Olhem que genial o vídeo sugerido pelo Augusto no FBI eu não tinha a menor idéia que isso já existia. Portanto, soluções de engenharia para minorar os estragos das avalanches e evitar tragédias  já existem, precisam é ser aplicadas.

É possível evitar tragédias como as do Rio: sistemas de proteção Geobrugg
Por: Augusto da Fonseca, no FBI
14/01/2011

Fim deste tipo de cena: proteção com sistema Geobrugg

Há tempos tento convencer administradores públicos a conhecer e investir nos sistemas de protação Geobrugg (clique aqui para saber mais sobre a empresa).
Não tenho sido muito bem sucedido, entretanto.
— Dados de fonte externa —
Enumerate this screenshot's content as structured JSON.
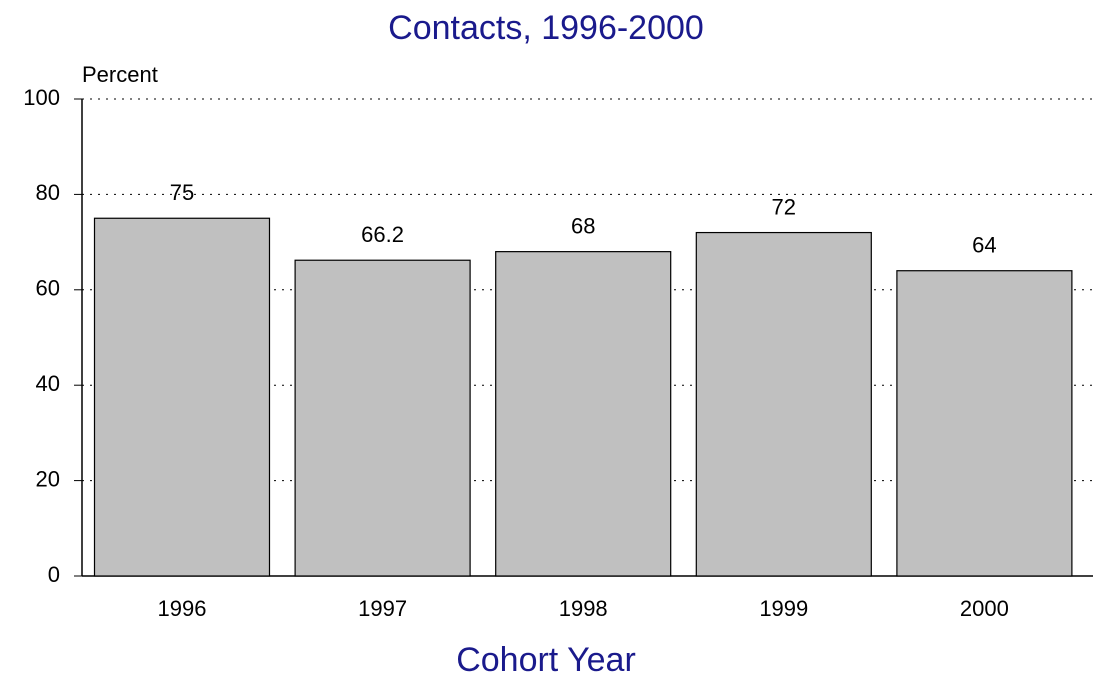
{
  "chart_data": {
    "type": "bar",
    "title": "Contacts, 1996-2000",
    "y_label": "Percent",
    "x_label": "Cohort Year",
    "categories": [
      "1996",
      "1997",
      "1998",
      "1999",
      "2000"
    ],
    "values": [
      75,
      66.2,
      68,
      72,
      64
    ],
    "color": "#c0c0c0",
    "ylim": [
      0,
      100
    ],
    "yticks": [
      0,
      20,
      40,
      60,
      80,
      100
    ],
    "grid": true
  }
}
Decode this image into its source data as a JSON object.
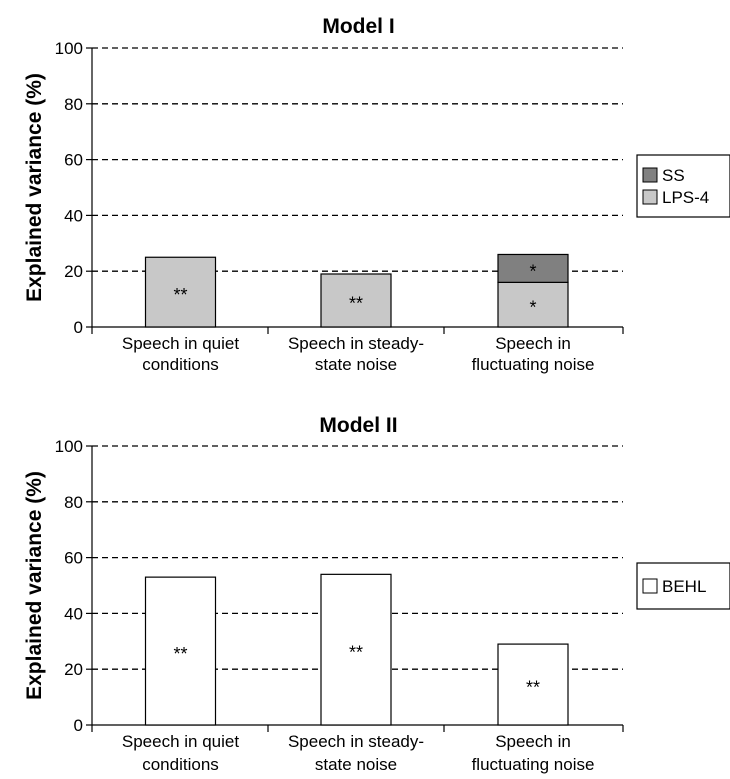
{
  "colors": {
    "SS": "#808080",
    "LPS-4": "#c8c8c8",
    "BEHL": "#ffffff",
    "axis": "#000000",
    "grid": "#000000"
  },
  "chart_data": [
    {
      "type": "bar",
      "stacked": true,
      "title": "Model I",
      "ylabel": "Explained variance (%)",
      "xlabel": "",
      "ylim": [
        0,
        100
      ],
      "yticks": [
        0,
        20,
        40,
        60,
        80,
        100
      ],
      "grid": "dashed horizontal",
      "legend_position": "right",
      "categories": [
        "Speech in quiet conditions",
        "Speech in steady-state noise",
        "Speech in fluctuating noise"
      ],
      "category_lines": [
        [
          "Speech in quiet",
          "conditions"
        ],
        [
          "Speech in steady-",
          "state noise"
        ],
        [
          "Speech in",
          "fluctuating noise"
        ]
      ],
      "series": [
        {
          "name": "LPS-4",
          "values": [
            25,
            19,
            16
          ],
          "annotations": [
            "**",
            "**",
            "*"
          ]
        },
        {
          "name": "SS",
          "values": [
            0,
            0,
            10
          ],
          "annotations": [
            "",
            "",
            "*"
          ]
        }
      ],
      "legend": [
        "SS",
        "LPS-4"
      ]
    },
    {
      "type": "bar",
      "stacked": false,
      "title": "Model II",
      "ylabel": "Explained variance (%)",
      "xlabel": "",
      "ylim": [
        0,
        100
      ],
      "yticks": [
        0,
        20,
        40,
        60,
        80,
        100
      ],
      "grid": "dashed horizontal",
      "legend_position": "right",
      "categories": [
        "Speech in quiet conditions",
        "Speech in steady-state noise",
        "Speech in fluctuating noise"
      ],
      "category_lines": [
        [
          "Speech in quiet",
          "conditions"
        ],
        [
          "Speech in steady-",
          "state noise"
        ],
        [
          "Speech in",
          "fluctuating noise"
        ]
      ],
      "series": [
        {
          "name": "BEHL",
          "values": [
            53,
            54,
            29
          ],
          "annotations": [
            "**",
            "**",
            "**"
          ]
        }
      ],
      "legend": [
        "BEHL"
      ]
    }
  ]
}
Mas não desisto e apresento abaixo um vídeo que mostra a eficácia das soluções Geobrugg para riscos naturais como avalanches e deslizamentos de maciços como o verificado na Região Serrana do Estado do Rio de Janeiro.
Adianto que não ganho nada por isso. Conheci essa solução nas minhas andanças na Suiça e fiquei absolutamente encantado.
Não só é uma solução relativamente barata, como a empresa faz o projeto, implanta e ainda dá um seguro de alguns milhões de dólares como garantia.
Aí fica a minha sugestão.
Se vc estiver interessado, não me procure. Entre em contato com a Geobrugg, cujos dados estão aqui.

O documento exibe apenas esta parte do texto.